Consider a copy from /source/first/
and /source/second/
to /target/
, where the source paths have the following contents:
hdfs://nn1:8020/source/first/1 hdfs://nn1:8020/source/first/2 hdfs://nn1:8020/source/second/10 hdfs://nn1:8020/source/second/20
When DistCp is invoked without -update
or -overwrite
, the DistCp defaults would create directories first/
and second/
, under /target
. Thus:
distcp hdfs://nn1:8020/source/first hdfs://nn1:8020/source/second hdfs://nn2:8020/target
would yield the following contents in /target:
hdfs://nn2:8020/target/first/1 hdfs://nn2:8020/target/first/2 hdfs://nn2:8020/target/second/10 hdfs://nn2:8020/target/second/20
When either -update
or -overwrite
is specified, the contents of the source directories are copied to the target, and not the source directories themselves. Thus:
distcp -update hdfs://nn1:8020/source/first hdfs://nn1:8020/source/second hdfs://nn2:8020/target
would yield the following contents in /target
:
hdfs://nn2:8020/target/1 hdfs://nn2:8020/target/2 hdfs://nn2:8020/target/10 hdfs://nn2:8020/target/20
By extension, if both source folders contained a file with the same name ("0", for example), then both sources would map an entry to /target/0
at the destination. Rather than permit this conflict, DistCp will abort.

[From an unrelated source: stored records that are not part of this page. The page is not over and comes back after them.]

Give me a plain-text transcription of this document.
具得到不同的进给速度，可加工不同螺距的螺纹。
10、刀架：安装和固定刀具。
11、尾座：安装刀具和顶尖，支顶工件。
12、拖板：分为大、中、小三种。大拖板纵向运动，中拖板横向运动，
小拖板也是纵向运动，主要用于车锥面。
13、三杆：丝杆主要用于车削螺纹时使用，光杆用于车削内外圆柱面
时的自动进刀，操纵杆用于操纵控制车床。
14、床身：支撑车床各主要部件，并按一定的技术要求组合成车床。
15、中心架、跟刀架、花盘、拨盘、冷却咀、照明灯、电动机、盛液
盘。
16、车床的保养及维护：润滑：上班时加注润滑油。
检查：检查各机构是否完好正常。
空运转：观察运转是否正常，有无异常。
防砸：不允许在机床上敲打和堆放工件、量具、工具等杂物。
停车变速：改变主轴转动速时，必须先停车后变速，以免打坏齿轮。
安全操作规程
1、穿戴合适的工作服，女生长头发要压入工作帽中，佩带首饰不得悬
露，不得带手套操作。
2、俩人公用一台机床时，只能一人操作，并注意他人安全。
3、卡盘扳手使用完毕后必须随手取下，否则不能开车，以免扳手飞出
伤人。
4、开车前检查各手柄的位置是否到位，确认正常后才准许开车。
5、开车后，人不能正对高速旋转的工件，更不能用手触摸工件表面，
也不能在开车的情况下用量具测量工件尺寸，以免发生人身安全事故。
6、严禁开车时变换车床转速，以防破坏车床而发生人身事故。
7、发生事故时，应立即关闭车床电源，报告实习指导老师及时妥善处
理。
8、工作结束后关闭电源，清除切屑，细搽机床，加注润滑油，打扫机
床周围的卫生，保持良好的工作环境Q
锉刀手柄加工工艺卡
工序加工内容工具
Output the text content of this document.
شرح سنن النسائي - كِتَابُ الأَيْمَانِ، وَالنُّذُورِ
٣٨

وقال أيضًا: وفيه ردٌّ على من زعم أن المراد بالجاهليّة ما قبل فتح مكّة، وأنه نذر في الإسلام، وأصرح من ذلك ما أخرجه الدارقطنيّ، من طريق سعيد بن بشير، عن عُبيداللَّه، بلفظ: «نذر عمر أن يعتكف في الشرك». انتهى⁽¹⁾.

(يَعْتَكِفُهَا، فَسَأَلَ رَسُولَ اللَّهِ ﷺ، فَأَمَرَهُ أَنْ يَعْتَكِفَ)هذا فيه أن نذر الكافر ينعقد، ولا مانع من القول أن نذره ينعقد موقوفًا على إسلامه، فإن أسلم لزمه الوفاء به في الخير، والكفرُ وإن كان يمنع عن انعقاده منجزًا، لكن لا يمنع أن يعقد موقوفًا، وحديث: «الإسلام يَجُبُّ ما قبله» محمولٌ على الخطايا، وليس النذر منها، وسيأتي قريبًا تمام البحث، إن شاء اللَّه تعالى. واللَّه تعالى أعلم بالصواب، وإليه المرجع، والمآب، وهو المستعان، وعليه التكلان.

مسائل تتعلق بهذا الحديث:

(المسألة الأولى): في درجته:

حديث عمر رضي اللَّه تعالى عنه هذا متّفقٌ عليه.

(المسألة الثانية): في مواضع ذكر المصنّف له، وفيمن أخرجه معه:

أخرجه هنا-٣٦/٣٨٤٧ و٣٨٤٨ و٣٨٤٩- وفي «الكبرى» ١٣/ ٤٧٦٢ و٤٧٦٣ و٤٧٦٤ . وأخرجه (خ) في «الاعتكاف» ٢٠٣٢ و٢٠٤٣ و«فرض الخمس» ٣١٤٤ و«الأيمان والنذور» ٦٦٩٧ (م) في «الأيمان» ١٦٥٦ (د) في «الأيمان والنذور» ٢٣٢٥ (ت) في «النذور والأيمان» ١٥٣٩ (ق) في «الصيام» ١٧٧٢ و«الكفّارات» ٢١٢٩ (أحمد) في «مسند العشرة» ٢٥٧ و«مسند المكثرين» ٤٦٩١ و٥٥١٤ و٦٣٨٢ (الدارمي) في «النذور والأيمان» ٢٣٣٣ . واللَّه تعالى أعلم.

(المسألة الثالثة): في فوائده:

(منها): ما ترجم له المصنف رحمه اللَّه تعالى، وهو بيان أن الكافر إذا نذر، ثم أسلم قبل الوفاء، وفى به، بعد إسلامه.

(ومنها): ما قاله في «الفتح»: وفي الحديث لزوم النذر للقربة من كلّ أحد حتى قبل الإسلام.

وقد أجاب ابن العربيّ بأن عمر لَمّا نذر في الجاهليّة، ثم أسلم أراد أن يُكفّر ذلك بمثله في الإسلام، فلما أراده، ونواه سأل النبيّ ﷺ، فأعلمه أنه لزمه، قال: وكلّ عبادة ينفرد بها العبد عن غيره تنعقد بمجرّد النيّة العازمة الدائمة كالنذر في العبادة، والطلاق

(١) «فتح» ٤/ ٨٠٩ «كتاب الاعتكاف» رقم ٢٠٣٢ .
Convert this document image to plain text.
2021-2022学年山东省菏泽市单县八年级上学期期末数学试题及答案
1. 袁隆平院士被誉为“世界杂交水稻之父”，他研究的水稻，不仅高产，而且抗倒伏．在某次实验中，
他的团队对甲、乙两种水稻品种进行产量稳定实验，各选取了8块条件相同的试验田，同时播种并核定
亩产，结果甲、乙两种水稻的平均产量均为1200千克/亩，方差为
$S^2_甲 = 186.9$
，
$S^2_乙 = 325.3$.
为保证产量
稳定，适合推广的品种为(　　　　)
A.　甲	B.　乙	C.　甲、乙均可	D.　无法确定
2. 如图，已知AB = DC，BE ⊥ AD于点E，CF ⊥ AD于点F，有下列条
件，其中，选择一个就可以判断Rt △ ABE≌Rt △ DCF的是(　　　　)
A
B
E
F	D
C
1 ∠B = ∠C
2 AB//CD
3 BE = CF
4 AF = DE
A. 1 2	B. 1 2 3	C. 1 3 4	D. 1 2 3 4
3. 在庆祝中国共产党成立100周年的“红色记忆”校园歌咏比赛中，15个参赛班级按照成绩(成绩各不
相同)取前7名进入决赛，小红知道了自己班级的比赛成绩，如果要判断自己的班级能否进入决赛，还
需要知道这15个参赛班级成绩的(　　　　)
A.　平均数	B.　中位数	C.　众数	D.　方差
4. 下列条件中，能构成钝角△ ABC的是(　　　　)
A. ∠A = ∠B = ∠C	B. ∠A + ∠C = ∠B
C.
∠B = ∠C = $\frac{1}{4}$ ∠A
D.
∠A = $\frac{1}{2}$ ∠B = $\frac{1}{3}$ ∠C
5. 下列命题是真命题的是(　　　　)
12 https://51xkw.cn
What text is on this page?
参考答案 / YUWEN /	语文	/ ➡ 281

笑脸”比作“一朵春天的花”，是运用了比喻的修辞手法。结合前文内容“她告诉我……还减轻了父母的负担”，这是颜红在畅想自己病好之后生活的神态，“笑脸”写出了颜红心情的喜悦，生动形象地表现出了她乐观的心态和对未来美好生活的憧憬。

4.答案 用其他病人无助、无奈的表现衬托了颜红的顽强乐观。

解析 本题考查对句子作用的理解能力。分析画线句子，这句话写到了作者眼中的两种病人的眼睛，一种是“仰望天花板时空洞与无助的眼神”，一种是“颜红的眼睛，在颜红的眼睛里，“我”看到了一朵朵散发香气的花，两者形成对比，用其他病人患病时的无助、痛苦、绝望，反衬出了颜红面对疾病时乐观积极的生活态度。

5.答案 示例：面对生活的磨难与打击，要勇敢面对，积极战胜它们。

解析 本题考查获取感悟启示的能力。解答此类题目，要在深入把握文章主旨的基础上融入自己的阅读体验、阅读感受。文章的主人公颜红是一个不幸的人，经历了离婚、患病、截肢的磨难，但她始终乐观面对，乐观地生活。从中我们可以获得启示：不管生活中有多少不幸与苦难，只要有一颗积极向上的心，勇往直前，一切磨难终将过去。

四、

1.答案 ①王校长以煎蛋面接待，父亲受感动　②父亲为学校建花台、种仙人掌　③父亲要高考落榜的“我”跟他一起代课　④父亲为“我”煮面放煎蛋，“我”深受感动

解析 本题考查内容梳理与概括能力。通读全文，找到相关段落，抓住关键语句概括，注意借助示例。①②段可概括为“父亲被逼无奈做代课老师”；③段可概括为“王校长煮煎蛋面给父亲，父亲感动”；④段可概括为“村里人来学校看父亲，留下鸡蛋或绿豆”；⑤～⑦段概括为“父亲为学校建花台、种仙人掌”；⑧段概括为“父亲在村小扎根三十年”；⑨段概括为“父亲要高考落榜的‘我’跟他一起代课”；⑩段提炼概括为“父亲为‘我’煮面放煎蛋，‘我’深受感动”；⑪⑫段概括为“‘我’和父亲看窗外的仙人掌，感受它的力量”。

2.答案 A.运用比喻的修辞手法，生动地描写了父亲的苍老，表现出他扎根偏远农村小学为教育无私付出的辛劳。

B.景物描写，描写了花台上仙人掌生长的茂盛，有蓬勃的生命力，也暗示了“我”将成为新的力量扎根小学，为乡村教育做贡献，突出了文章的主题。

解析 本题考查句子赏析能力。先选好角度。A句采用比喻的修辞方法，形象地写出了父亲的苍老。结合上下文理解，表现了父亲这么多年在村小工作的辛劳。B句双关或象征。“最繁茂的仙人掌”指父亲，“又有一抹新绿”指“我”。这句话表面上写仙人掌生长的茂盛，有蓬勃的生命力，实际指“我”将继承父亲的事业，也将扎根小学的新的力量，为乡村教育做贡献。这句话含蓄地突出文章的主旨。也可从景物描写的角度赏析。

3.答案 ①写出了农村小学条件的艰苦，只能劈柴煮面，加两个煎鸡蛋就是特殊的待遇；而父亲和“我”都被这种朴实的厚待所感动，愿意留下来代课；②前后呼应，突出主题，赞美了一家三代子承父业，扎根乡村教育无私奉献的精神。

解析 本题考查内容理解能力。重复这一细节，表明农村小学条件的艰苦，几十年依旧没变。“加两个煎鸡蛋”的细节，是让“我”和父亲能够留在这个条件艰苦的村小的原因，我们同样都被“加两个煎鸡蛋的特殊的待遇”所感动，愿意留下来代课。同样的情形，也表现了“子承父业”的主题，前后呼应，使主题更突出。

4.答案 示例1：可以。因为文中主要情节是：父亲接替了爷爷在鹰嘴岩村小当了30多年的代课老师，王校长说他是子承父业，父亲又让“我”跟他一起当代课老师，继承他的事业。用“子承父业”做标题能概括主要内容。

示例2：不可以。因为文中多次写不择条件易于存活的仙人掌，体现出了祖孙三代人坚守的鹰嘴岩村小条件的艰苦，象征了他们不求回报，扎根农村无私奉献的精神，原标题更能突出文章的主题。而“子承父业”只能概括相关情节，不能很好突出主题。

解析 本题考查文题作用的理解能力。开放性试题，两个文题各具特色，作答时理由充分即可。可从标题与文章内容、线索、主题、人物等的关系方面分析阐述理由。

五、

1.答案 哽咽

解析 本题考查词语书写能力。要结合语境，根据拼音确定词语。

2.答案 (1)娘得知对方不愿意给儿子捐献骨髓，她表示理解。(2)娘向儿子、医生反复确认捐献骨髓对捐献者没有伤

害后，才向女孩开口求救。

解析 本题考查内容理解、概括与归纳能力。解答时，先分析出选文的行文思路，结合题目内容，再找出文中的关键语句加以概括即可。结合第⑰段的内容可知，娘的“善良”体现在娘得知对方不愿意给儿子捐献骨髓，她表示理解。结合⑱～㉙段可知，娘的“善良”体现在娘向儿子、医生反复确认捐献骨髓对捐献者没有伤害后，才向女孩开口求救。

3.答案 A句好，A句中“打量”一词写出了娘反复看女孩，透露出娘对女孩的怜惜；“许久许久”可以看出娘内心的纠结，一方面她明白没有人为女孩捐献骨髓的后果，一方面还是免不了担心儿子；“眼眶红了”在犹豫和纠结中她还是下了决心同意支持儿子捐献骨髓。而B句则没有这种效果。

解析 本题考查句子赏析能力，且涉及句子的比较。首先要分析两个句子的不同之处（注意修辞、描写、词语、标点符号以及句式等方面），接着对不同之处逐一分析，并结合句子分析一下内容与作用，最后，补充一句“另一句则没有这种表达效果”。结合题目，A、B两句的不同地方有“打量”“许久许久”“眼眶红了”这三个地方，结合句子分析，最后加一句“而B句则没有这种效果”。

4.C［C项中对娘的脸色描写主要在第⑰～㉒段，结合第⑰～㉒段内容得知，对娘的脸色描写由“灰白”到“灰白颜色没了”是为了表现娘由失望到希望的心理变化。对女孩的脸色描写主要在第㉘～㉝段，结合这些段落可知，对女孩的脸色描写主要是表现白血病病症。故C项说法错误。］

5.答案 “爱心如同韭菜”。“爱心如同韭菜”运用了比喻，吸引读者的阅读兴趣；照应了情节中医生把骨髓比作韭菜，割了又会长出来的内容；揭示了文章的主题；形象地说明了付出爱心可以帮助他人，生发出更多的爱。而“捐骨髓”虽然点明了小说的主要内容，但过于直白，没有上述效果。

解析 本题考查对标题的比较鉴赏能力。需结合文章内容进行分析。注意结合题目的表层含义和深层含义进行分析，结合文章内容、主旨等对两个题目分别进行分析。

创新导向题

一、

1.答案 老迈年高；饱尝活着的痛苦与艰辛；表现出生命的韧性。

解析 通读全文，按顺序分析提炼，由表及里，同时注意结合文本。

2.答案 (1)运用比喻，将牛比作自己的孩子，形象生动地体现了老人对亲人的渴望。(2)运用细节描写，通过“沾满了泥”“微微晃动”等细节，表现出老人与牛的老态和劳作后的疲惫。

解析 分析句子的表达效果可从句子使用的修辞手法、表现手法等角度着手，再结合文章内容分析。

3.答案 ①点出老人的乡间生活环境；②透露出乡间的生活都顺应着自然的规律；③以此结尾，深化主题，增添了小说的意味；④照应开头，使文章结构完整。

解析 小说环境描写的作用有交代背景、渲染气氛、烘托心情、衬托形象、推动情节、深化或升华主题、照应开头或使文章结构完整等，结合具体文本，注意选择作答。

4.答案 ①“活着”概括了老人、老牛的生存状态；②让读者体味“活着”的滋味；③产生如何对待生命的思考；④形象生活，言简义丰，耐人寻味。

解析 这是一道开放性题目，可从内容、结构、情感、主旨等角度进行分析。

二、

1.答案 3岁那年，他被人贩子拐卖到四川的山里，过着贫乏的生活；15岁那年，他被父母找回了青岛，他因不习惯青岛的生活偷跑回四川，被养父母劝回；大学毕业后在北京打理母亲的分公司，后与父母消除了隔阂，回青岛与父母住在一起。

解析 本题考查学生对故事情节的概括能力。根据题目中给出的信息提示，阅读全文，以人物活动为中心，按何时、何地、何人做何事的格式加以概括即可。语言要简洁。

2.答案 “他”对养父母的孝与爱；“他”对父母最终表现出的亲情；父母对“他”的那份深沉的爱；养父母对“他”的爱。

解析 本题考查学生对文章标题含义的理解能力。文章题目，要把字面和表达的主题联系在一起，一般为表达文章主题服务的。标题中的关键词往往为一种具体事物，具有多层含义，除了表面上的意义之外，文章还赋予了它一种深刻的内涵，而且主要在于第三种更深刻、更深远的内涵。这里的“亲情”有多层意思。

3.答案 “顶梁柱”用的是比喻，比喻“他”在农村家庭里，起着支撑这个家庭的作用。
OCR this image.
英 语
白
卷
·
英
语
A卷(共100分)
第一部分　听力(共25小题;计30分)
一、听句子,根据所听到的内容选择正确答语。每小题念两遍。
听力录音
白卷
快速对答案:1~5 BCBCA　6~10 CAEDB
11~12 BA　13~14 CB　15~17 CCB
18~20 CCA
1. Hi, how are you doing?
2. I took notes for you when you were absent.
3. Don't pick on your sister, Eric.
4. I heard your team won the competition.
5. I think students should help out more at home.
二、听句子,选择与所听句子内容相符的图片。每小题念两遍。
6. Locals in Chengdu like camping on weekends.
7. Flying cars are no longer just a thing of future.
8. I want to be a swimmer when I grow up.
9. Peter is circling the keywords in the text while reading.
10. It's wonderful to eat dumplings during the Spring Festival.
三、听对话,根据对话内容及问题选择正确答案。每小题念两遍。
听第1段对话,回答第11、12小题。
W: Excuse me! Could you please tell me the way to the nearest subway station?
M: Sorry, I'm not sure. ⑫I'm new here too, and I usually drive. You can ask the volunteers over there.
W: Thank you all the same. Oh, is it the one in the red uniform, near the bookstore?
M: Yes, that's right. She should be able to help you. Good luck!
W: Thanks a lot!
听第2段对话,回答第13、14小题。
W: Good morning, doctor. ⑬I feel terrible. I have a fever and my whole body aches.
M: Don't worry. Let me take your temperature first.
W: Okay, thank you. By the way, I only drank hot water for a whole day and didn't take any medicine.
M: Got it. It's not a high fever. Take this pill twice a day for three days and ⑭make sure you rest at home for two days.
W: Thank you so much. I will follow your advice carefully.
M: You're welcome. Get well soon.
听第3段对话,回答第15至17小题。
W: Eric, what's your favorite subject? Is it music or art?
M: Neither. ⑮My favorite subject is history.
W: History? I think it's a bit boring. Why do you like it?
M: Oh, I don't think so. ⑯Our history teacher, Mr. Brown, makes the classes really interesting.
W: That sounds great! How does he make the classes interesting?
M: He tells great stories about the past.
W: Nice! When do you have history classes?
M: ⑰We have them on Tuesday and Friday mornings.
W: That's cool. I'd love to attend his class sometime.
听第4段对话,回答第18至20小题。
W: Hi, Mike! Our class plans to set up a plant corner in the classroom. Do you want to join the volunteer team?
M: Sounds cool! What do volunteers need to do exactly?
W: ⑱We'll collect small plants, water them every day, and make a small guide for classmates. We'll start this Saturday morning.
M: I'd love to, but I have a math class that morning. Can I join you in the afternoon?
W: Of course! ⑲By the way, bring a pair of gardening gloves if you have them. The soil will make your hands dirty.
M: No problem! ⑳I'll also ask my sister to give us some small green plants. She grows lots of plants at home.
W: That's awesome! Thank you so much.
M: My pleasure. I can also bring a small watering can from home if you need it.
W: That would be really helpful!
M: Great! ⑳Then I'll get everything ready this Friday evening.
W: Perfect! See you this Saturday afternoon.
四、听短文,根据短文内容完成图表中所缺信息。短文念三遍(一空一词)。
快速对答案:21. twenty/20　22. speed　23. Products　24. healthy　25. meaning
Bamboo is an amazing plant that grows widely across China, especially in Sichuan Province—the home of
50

Now, consider the following copy operation:
distcp hdfs://nn1:8020/source/first hdfs://nn1:8020/source/second hdfs://nn2:8020/target
With sources/sizes:
hdfs://nn1:8020/source/first/1 32 hdfs://nn1:8020/source/first/2 32 hdfs://nn1:8020/source/second/10 64 hdfs://nn1:8020/source/second/20 32
And destination/sizes:
hdfs://nn2:8020/target/1 32 hdfs://nn2:8020/target/10 32 hdfs://nn2:8020/target/20 64
Will effect:
hdfs://nn2:8020/target/1 32 hdfs://nn2:8020/target/2 32 hdfs://nn2:8020/target/10 64 hdfs://nn2:8020/target/20 32
1
is skipped because the file-length and contents match. 2
is copied because it does not exist at the target. 10
and 20
are overwritten because the contents don’t match the source.
If the -update
option is used, 1 is overwritten as well.